Wenn man den NSU-Prozess lediglich als etwas größeres Alltagsgeschäft der Justiz betrachtet, dann kann man jetzt, sechs Monate nach dem Urteil, auch sagen, dass doch alles sehr gut gelaufen ist. Der Mammut-Prozess ist nach 438 Tagen dann doch noch zu Ende gegangen, die fünf Angeklagten sind abgeurteilt, das schriftliche Urteil wird gerade geschrieben und ist vermutlich auch noch sehr viel früher fertig, als es die Frist von 91 Wochen dem Senat erlauben würde. Das Gericht hat 14 Verteidiger, 60 Nebenklagevertreter und 600 Zeugen domptiert und 500.000 Blatt Ermittlungsakten bewältigt. Selbst beim „Lebenslang“ für die Hauptangeklagte Beate Zschäpe wird sich der Bundesgerichtshof schwer tun, dem 6. Strafsenat des Oberlandesgerichts München einen rechtlichen Fehler nachzuweisen. Ein Triumph des Rechtsstaates also. Oder? Auf jeden Fall war das eine große juristische Leistung, auch eine fast übermenschliche Kraftanstrengung aller Prozessbeteiligten.

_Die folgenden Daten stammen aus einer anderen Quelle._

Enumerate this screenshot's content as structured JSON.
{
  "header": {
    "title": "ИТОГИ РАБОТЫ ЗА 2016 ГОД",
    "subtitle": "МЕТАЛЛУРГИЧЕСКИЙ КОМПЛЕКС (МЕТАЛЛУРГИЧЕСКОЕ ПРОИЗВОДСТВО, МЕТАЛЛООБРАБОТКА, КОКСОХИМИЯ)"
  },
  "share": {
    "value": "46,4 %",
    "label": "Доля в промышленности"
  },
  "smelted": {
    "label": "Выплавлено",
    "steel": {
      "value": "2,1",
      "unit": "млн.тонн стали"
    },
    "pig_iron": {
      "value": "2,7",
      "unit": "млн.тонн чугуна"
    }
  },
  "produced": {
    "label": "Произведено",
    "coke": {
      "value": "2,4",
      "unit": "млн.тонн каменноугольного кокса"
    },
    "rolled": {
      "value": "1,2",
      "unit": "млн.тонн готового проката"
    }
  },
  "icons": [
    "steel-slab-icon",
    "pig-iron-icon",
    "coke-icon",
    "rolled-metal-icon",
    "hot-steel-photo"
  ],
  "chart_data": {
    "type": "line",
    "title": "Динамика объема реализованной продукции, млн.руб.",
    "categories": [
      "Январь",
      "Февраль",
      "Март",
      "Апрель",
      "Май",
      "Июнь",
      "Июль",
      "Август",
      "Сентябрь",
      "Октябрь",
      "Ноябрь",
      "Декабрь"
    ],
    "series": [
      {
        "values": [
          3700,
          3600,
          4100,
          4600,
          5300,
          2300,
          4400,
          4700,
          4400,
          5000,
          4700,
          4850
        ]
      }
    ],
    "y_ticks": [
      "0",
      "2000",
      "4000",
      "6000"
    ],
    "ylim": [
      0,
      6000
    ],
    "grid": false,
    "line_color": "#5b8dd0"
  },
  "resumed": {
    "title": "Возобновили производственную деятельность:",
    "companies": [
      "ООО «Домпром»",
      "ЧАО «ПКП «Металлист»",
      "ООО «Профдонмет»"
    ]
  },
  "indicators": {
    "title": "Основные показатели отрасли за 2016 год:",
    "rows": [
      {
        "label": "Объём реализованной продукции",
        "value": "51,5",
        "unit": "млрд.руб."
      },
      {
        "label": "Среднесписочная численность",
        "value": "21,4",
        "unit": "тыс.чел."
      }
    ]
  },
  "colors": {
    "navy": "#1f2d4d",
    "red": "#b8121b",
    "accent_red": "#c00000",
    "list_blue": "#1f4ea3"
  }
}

Aber: Es ist kein gutes Zeichen, wenn am Ende eines historischen Prozesses gegen eine rechte Terrorbande ausgerechnet die Neonazis auf der Besuchertribüne Applaus klatschen. Ein Dutzend Rechtsradikale war da am Tag des Urteils aufmarschiert, sie hatten seit dem frühen Morgen vor dem Gericht angestanden, um auf jeden Fall einen Platz zu ergattern. Sie hatten sich mit schwarzen Hemden uniformiert und sich offenbar mit Ralf Wohlleben und André Eminger abgesprochen, den beiden Angeklagten, die sich ausdrücklich zur rechten Szene bekennen. Auch Wohlleben und Eminger trugen am Urteilstag Schwarz.

Als das Gericht dann Eminger, für den die Bundesanwaltschaft zwölf Jahre Haft gefordert hatte, nur zu zweieinhalb Jahren verurteilte, da brachen seine rechten Kameraden in Jubel aus. Eminger und seine Frau Susann waren die engsten Freunde des NSU-Trios aus Zschäpe und ihren Gefährten Uwe Mundlos und Uwe Böhnhardt. Eminger hatte nach dem Suizid seiner Freunde eine Art germanischen Hausaltar in seiner Wohnung eingerichtet: selbst gezeichnete Porträts der beiden NSU-Männer, dazu eine Rune, die „unvergessen“ bedeutet. Für die Bundesanwaltschaft war das eine „geständnisgleiche Wohnzimmergestaltung“, für das Gericht nicht der Rede wert. Eminger kam noch am gleichen Tag frei. Seine Neonazi-Kameraden feierten das Ende des NSU-Prozesses als ihren Sieg, nicht als Sieg des Rechtsstaates.

Mordserie gegen Migranten

Sicher: Das Gericht hat die Hauptangeklagte Zschäpe zu lebenslanger Haft verurteilt. Der Vorsitzende Richter Manfred Götzl zeichnete sehr schlüssig das Bild einer Terrorbande, die sich von Anfang an dazu verabredet hatte, eine Mordserie gegen Ausländer und Repräsentanten des Staates zu begehen, um eine Gesellschaftsordnung nach dem Vorbild des Nationalsozialismus zu schaffen. Die Taten sollten eigens verübt werden, ohne sich dazu zu bekennen. Und zwar aus einem besonderen Grund: Man wollte erst später ein Bekennervideo veröffentlichen, weil die Gruppe, so Götzl, „die Machtlosigkeit des Sicherheitsapparates und die Schutzlosigkeit der angegriffenen Bevölkerungsgruppe zeigen wollte“. Genau so ist es dann auch gekommen. Für das Gericht war Zschäpe gleichberechtigtes Mitglied der Gruppe, Mittäterin, obwohl sie nicht geschossen hat. Die schlichte Mär von der blinden Liebe für ihren Freund und dem quasi unbeabsichtigten Stolpern in den Untergrund glaubte ihr niemand. Auch nicht, dass sie ihren Männern nur die Wäsche gemacht hat.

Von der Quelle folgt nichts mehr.